The mirror of beasts, p.32
The Mirror of Beasts,
p.32
“I guess it’s more like…reborn? Remade?” I said. “So far showing no signs of being interested in consuming blood or brains, but he remains an utter rapscallion.”
Emrys seemed to process this in stride. “Death magic, then?”
“The coin.”
His brows shot up as he found the right memory. I nodded.
“I hesitate to ask this, knowing how much you adore these touchy-feely conversations,” Emrys began, “but are you all right?”
The stinging barb was right there, and so easy to reach for. It was a reflex now—the dagger of sarcasm or irritation flung back to avoid having to think about how I felt, or what I thought, on a deeper level.
“I’m…processing,” I said finally.
For a long while, there was no sound but the duet of the pleasant, homey crackling of the fire and the moaning of the wind. I closed my eyes, trying to push the image of the others still wandering in the blizzard from my mind.
“I can practically feel you thinking,” Emrys murmured. “Are you worried about the others?”
It should have unnerved me that he’d read my thoughts so perfectly, but instead, I found it almost…comforting.

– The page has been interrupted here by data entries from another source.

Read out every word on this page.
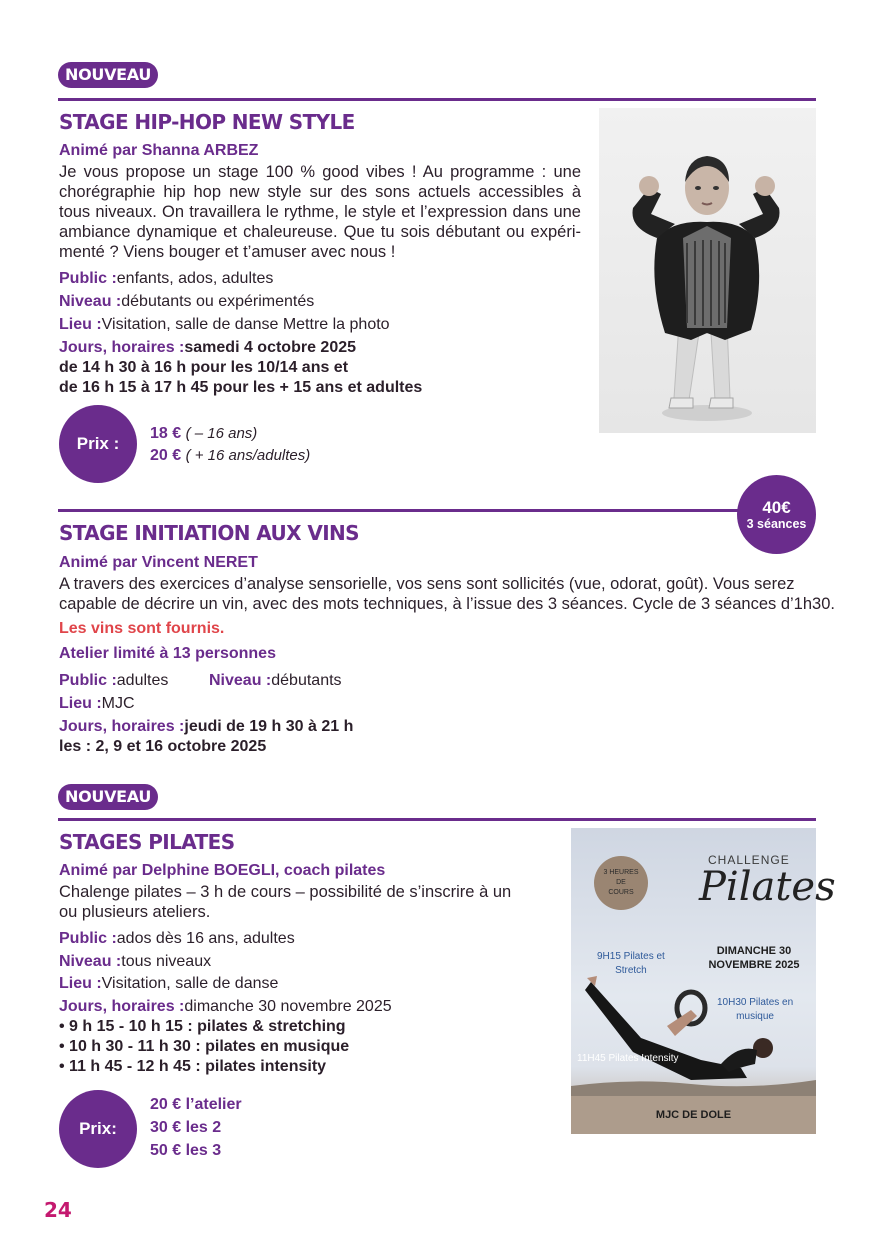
NOUVEAU
STAGE HIP-HOP NEW STYLE
Animé par Shanna ARBEZ
Je vous propose un stage 100 % good vibes ! Au programme : une
chorégraphie hip hop new style sur des sons actuels accessibles à
tous niveaux. On travaillera le rythme, le style et l’expression dans une
ambiance dynamique et chaleureuse. Que tu sois débutant ou expéri-
menté ? Viens bouger et t’amuser avec nous !
Public :enfants, ados, adultes
Niveau :débutants ou expérimentés
Lieu :Visitation, salle de danse Mettre la photo
Jours, horaires :samedi 4 octobre 2025
de 14 h 30 à 16 h pour les 10/14 ans et
de 16 h 15 à 17 h 45 pour les + 15 ans et adultes
Prix :
18 € ( – 16 ans)
20 € ( + 16 ans/adultes)
40€
3 séances
STAGE INITIATION AUX VINS
Animé par Vincent NERET
A travers des exercices d’analyse sensorielle, vos sens sont sollicités (vue, odorat, goût). Vous serez
capable de décrire un vin, avec des mots techniques, à l’issue des 3 séances. Cycle de 3 séances d’1h30.
Les vins sont fournis.
Atelier limité à 13 personnes
Public :adultes	Niveau :débutants
Lieu :MJC
Jours, horaires :jeudi de 19 h 30 à 21 h
les : 2, 9 et 16 octobre 2025
NOUVEAU
STAGES PILATES
Animé par Delphine BOEGLI, coach pilates
Chalenge pilates – 3 h de cours – possibilité de s’inscrire à un
ou plusieurs ateliers.
Public :ados dès 16 ans, adultes
Niveau :tous niveaux
Lieu :Visitation, salle de danse
Jours, horaires :dimanche 30 novembre 2025
• 9 h 15 - 10 h 15 : pilates & stretching
• 10 h 30 - 11 h 30 : pilates en musique
• 11 h 45 - 12 h 45 : pilates intensity
Prix:
20 € l’atelier
30 € les 2
50 € les 3
3 HEURES
DE
COURS
CHALLENGE
Pilates
DIMANCHE 30
NOVEMBRE 2025
9H15 Pilates et
Stretch
10H30 Pilates en
musique
11H45 Pilates Intensity
MJC DE DOLE
24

“Yes,” I whispered. “I don’t understand how we got separated when we crossed into Lyonesse.” That thought drew up another, and my eyes snapped back open. “How did you get here, anyway?”
“Same way you did, I assume,” Emrys said. “The Hag of the Mist.”
“Nope,” I said. “Same method, but different hag.”
At that, Emrys propped himself up on his elbow. “The Hag of the Bogs?”
“Moors,” I corrected. “And yes. She was very helpful. Didn’t even want our weird little offering bottle.”
He shook his head, the waves of his fair falling into his eyes. My hands tightened around one another.
Stop it, I told myself. The friendly distance of the conversation was good. The distance between our bodies was good.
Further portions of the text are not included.